You find yourself standing in a Nebraska wheat field. You’re seventeen years old. You learned to drive five years ago. You were in school once, for two months when you were eight, but you read well and you can multiply three-digit numbers in your head faster than a calculator, and you’ve seen the country with the old man. You’ve learned people aren’t that smart. You’ve learned how to pull lottery ticket scams and asphalt paving scams and get free meals with a slight upturn of your brown eyes. You’ve learned that if you hold ten dollars in front of a stranger, he’ll pay twenty to get his hands on it if you play him right. You’ve learned that every good lie is threaded with truth and every accepted truth leaks with lies.
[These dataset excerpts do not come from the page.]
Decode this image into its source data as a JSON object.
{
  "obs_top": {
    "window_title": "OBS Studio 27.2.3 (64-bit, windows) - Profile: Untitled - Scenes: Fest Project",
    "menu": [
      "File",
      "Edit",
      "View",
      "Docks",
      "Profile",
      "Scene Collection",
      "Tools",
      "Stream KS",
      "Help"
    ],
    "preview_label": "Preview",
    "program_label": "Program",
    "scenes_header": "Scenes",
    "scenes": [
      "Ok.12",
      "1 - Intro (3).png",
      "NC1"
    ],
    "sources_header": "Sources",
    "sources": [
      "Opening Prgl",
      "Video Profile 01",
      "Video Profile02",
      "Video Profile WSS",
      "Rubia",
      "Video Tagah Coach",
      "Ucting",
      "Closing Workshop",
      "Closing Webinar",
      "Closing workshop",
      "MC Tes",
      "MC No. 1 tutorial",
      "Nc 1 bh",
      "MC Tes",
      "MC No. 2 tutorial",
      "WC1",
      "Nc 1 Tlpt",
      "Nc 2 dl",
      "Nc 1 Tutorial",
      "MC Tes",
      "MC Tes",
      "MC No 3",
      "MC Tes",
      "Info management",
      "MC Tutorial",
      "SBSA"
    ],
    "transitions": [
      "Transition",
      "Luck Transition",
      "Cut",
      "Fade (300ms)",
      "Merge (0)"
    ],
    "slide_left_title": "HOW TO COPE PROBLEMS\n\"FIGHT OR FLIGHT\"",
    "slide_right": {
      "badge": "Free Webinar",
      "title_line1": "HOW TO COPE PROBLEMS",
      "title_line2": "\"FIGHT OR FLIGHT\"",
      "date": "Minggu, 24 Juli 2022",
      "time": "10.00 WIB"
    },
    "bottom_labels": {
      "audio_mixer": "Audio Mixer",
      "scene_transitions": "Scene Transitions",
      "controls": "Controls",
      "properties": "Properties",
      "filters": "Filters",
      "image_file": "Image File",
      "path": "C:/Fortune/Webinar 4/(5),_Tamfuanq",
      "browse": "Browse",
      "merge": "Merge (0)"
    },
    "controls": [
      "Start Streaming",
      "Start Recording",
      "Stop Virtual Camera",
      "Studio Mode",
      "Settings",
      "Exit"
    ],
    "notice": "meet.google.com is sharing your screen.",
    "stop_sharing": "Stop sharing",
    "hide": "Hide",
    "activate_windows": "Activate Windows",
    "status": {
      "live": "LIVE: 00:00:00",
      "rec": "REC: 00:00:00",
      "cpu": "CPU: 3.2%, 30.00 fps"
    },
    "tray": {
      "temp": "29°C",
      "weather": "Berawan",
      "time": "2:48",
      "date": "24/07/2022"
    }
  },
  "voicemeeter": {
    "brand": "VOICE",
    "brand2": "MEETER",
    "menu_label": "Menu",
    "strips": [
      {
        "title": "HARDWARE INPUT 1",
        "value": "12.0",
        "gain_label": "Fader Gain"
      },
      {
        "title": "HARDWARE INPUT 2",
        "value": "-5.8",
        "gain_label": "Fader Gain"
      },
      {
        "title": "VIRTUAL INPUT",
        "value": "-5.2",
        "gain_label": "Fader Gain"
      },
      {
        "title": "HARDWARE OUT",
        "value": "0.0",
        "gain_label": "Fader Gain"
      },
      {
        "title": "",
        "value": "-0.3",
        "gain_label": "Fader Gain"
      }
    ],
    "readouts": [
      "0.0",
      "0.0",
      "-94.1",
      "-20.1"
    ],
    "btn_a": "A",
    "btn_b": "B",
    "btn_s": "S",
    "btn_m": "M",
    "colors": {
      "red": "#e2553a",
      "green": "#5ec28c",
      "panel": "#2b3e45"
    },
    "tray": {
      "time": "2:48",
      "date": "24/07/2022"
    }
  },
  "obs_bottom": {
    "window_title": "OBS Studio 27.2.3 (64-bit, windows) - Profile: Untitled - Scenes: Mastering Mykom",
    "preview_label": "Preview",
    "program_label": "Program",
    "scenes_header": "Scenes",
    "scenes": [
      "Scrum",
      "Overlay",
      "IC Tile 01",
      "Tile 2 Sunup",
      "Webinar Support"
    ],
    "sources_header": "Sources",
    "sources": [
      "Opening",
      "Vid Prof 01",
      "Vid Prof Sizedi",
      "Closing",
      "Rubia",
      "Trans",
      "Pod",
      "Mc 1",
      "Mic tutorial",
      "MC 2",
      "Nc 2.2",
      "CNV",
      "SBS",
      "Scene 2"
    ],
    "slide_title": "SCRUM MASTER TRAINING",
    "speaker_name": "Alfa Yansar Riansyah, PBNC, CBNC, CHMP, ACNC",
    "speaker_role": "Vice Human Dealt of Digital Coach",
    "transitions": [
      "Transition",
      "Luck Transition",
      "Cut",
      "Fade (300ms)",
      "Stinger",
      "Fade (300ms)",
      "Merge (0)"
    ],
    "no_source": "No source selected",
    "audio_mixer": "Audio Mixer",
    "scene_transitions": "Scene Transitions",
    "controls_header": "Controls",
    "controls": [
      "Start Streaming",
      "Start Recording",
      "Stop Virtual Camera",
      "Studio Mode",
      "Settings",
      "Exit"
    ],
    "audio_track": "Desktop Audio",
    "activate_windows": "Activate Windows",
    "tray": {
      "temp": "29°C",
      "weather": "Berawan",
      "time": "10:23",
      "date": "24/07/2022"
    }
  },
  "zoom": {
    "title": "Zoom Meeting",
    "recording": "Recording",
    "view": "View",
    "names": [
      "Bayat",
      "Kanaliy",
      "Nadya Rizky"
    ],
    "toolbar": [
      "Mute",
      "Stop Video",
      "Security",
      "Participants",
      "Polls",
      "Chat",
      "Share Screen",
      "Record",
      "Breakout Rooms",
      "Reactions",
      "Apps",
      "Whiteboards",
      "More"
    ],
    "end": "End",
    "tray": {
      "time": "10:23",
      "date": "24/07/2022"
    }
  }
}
You’re seventeen years old in that wheat field. The night breeze smells of woodsmoke and feels like dry fingers as it lifts your bangs off your forehead. You remember everything about that night because it is the night you met Gwen. You are two years away from prison and you feel like someone has finally given you permission to live.
This is what few people know about Stuckley, West Virginia — every now and then, someone finds a diamond. They were in a plane that went down in a storm in ’51, already blown well off course, flying a crate of Israeli stones down the eastern seaboard toward Miami. Plane went down in a coal mine, torched Shaft #3, took some swing-shift miners with it. The government showed up along with members of an international gem consortium, got the bodies out of there and went to work looking for the diamonds. Found most of them, or so they claimed, but for decades afterward there were rumors, given occasional credence by the sudden sight of a miner still grimed brown by the shafts, tooling around town in a Cadillac.